Monitoring and Alerting

A robust disaster recovery strategy is incomplete without comprehensive monitoring and alerting. You need to be notified proactively about potential issues before they impact users.

Key Metrics to Monitor

• Redis Sentinel Health: Monitor the status of Sentinel instances. Are they all running? Are they able to communicate with each other? Are they reporting the master as up/down?
• Redis Master/Replica Status: Check replication lag, memory usage, network traffic, and command latency for both master and replicas.
• Application Server Health: Monitor CPU, memory, disk I/O, and network usage on your application droplets.
• Load Balancer Health Checks: Track the number of unhealthy backend servers reported by the load balancer.
• Application Performance Metrics: Monitor response times, error rates, and throughput of your Shopify application.

Tools and Integrations

DigitalOcean provides basic monitoring for droplets and load balancers. For more advanced alerting, consider integrating with:

• Prometheus & Grafana: Deploy Prometheus to scrape metrics from your Redis instances (using a Redis exporter), application servers (Node Exporter), and potentially Sentinel. Grafana can then be used to visualize these metrics and set up alerts based on thresholds.
• Alertmanager: Integrate Alertmanager with Prometheus to route alerts to various notification channels like Slack, PagerDuty, or email.
• DigitalOcean Alerts: Configure basic alerts directly within DigitalOcean for droplet resource utilization (CPU, RAM, Disk) and load balancer health.
• External Monitoring Services: Services like Datadog, New Relic, or UptimeRobot can provide external checks and synthetic monitoring for your application’s availability.
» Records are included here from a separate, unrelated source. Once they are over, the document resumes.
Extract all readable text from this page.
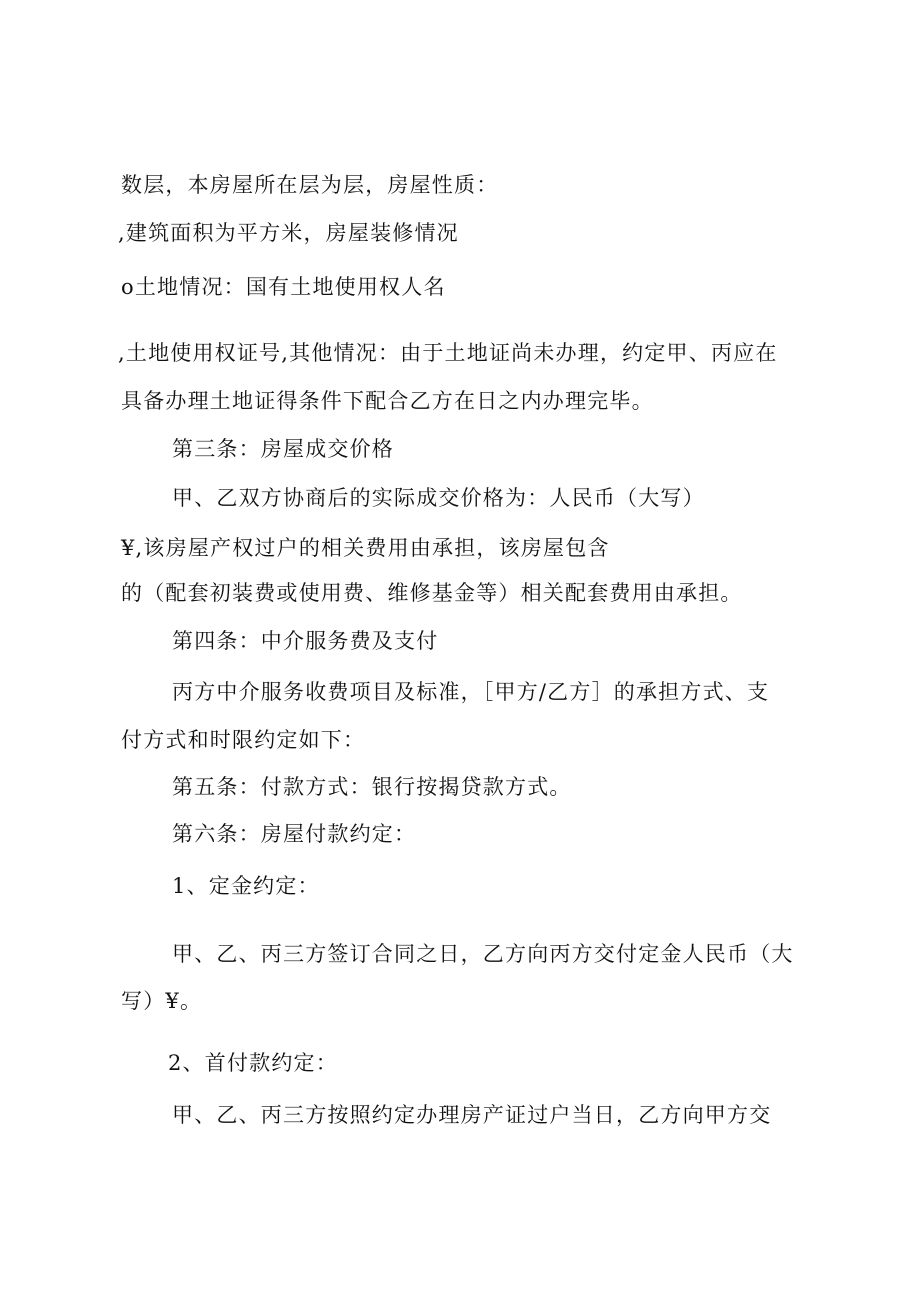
数层，本房屋所在层为层，房屋性质：
,建筑面积为平方米，房屋装修情况
o土地情况：国有土地使用权人名
,土地使用权证号,其他情况：由于土地证尚未办理，约定甲、丙应在
具备办理土地证得条件下配合乙方在日之内办理完毕。
第三条：房屋成交价格
甲、乙双方协商后的实际成交价格为：人民币（大写）
¥,该房屋产权过户的相关费用由承担，该房屋包含
的（配套初装费或使用费、维修基金等）相关配套费用由承担。
第四条：中介服务费及支付
丙方中介服务收费项目及标准，［甲方/乙方］的承担方式、支
付方式和时限约定如下：
第五条：付款方式：银行按揭贷款方式。
第六条：房屋付款约定：
1、定金约定：
甲、乙、丙三方签订合同之日，乙方向丙方交付定金人民币（大
写）¥。
2、首付款约定：
甲、乙、丙三方按照约定办理房产证过户当日，乙方向甲方交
For Redis Sentinel, you can leverage its built-in notification script feature. Create a script that Sentinel executes when certain events occur (e.g., master down, failover initiated, failover completed). This script can then trigger custom alerts or actions.

# Example notification_script.sh (on each Sentinel server)
#!/bin/bash

# Arguments passed by Sentinel:
# $1: Sentinel's name for the master
# $2: Master's IP address
# $3: Master's port
# $4: Event type (e.g., "failover-end", "master-down")

MASTER_NAME=$1
MASTER_IP=$2
MASTER_PORT=$3
EVENT_TYPE=$4

MESSAGE="Redis Sentinel Alert: Master '$MASTER_NAME' ($MASTER_IP:$MASTER_PORT) event '$EVENT_TYPE' occurred."

# Send notification (e.g., to Slack via webhook, PagerDuty API, or email)
echo "$MESSAGE"
# Example: curl -X POST -H 'Content-type: application/json' --data '{"text":"'"$MESSAGE"'"}' YOUR_SLACK_WEBHOOK_URL

exit 0

Ensure this script is executable and configured in your sentinel.conf file using sentinel notification-script mymaster /path/to/notification_script.sh.